Spinal Tumor Surgery
Spinal Tumor Surgery
For patients with slow-growing primary intradural spinal tumors such as meningiomas and schwannomas, surgery is often curative. The surgery involves the removal of the bony roof of the spinal canal (lamina) to expose the dura which is the covering of the spinal cord and nerve roots. The dura is then opened and the tumor is removed very carefully with the aid of the operating microscope and advanced microsurgical techniques. In order to ensure the highest level of safety during your surgery, the function of the spinal cord and nerves is routinely monitored during surgery. These intraoperative nerve monitoring techniques help the surgeon avoid damaging nerves during surgery.
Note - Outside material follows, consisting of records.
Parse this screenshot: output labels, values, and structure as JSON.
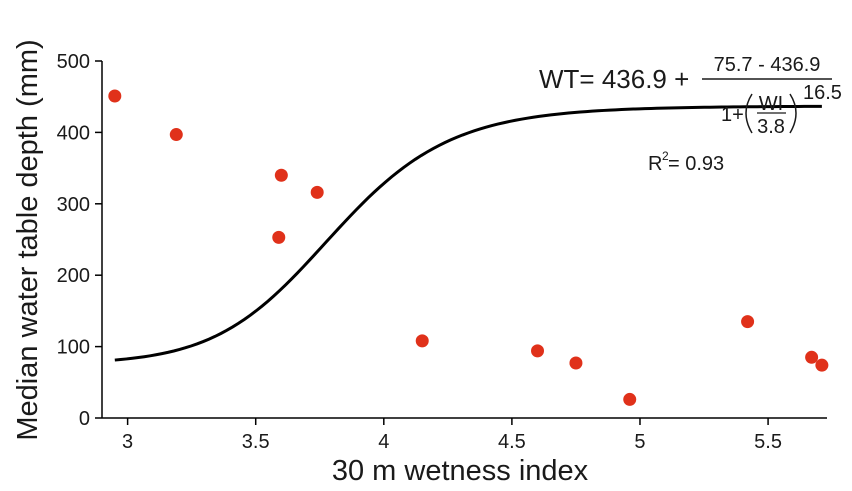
{
  "chart_data": {
    "type": "scatter",
    "xlabel": "30 m wetness index",
    "ylabel": "Median water table depth (mm)",
    "xlim": [
      2.9,
      5.73
    ],
    "ylim": [
      0,
      500
    ],
    "x_ticks": [
      "3",
      "3.5",
      "4",
      "4.5",
      "5",
      "5.5"
    ],
    "y_ticks": [
      "0",
      "100",
      "200",
      "300",
      "400",
      "500"
    ],
    "grid": false,
    "point_color": "#e0311a",
    "line_color": "#000000",
    "points": [
      {
        "x": 2.95,
        "y": 451
      },
      {
        "x": 3.19,
        "y": 397
      },
      {
        "x": 3.59,
        "y": 253
      },
      {
        "x": 3.6,
        "y": 340
      },
      {
        "x": 3.74,
        "y": 316
      },
      {
        "x": 4.15,
        "y": 108
      },
      {
        "x": 4.6,
        "y": 94
      },
      {
        "x": 4.75,
        "y": 77
      },
      {
        "x": 4.96,
        "y": 26
      },
      {
        "x": 5.42,
        "y": 135
      },
      {
        "x": 5.67,
        "y": 85
      },
      {
        "x": 5.71,
        "y": 74
      }
    ],
    "fit": {
      "type": "logistic",
      "top": 436.9,
      "bottom": 75.7,
      "center": 3.8,
      "power": 16.5,
      "x_range": [
        2.95,
        5.71
      ]
    },
    "equation": {
      "lhs": "WT= 436.9 +",
      "numerator": "75.7 - 436.9",
      "den_prefix": "1+",
      "inner_num": "WI",
      "inner_den": "3.8",
      "exponent": "16.5"
    },
    "r_squared": {
      "label": "R",
      "sup": "2",
      "value": " = 0.93"
    }
  }
}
If you have a metastatic spine tumor (a tumor in the spine that began elsewhere in your body), surgery could potentially help to stabilize your spine, reduce pain, prevent paralysis, and increase your mobility. These tumors can be approached via an anterior, lateral, posterolateral, or posterior approach. Sometimes following tumor removal, fixation of the spine using special instrumentation is required to redistribute stress on the bones and to keep them aligned. These palliative surgical techniques can provide local control of cancer while allowing the patient to return to other treatments such as chemotherapy or radiation. In some situations, spinal cord decompression is done to create enough space so that high-dose radiation can be given without putting the spinal cord at risk of significant injury.
Spinal angiography with tumor embolization is performed prior to surgery when dealing with tumors with an abnormally large number of blood vessels. In this procedure, the blood vessels are identified by injecting dye into the tumor and then the interventional radiologist injects a special substance into the blood vessels to stop the blood flow. This procedure significantly reduces the risk of bleeding during surgery and is a very powerful adjunct in select cases of highly vascular spinal tumors.
Commonly asked questions about MIS
Where do spinal tumors originate?
A spinal tumor can originate within the spinal column or spread to the spine from somewhere else. Primary tumors originate in the spine and are very rare. Primary tumors can be benign (non-cancerous) or malignant (cancerous). Secondary tumors are malignant tumors that have spread (metastasized) from another part of the body, such as the lungs, breasts, or thyroid.
If I undergo radiation therapy, will I be radioactive?
Most patients who need radiation therapy undergo external radiation therapy which does not make you radioactive. This type of radiation therapy is often provided on an outpatient basis.
How can I tell if my back pain is a spinal tumor?
Some of the symptoms of a back or neck tumor are similar to other spinal disorders. Keep in mind that a spinal tumor is a rare condition, so don’t panic. Non-mechanical back or neck pain is the most common symptom. This type of pain is constant, is not activity-related, and is not relieved by lying down or resting. Other symptoms that may be associated with a tumor include sciatica, progressive numbness or weakness, fever, partial paralysis, or bowel and bladder dysfunction. Of course, bowel or bladder dysfunction requires immediate medical attention.
My doctor said to expect pain after radiation therapy. Why would that happen?
Many patients report increased pain or discomfort following radiation therapy, although the pain is temporary. Radiation therapy may cause tissue inflammation as treatment affects tumor cells.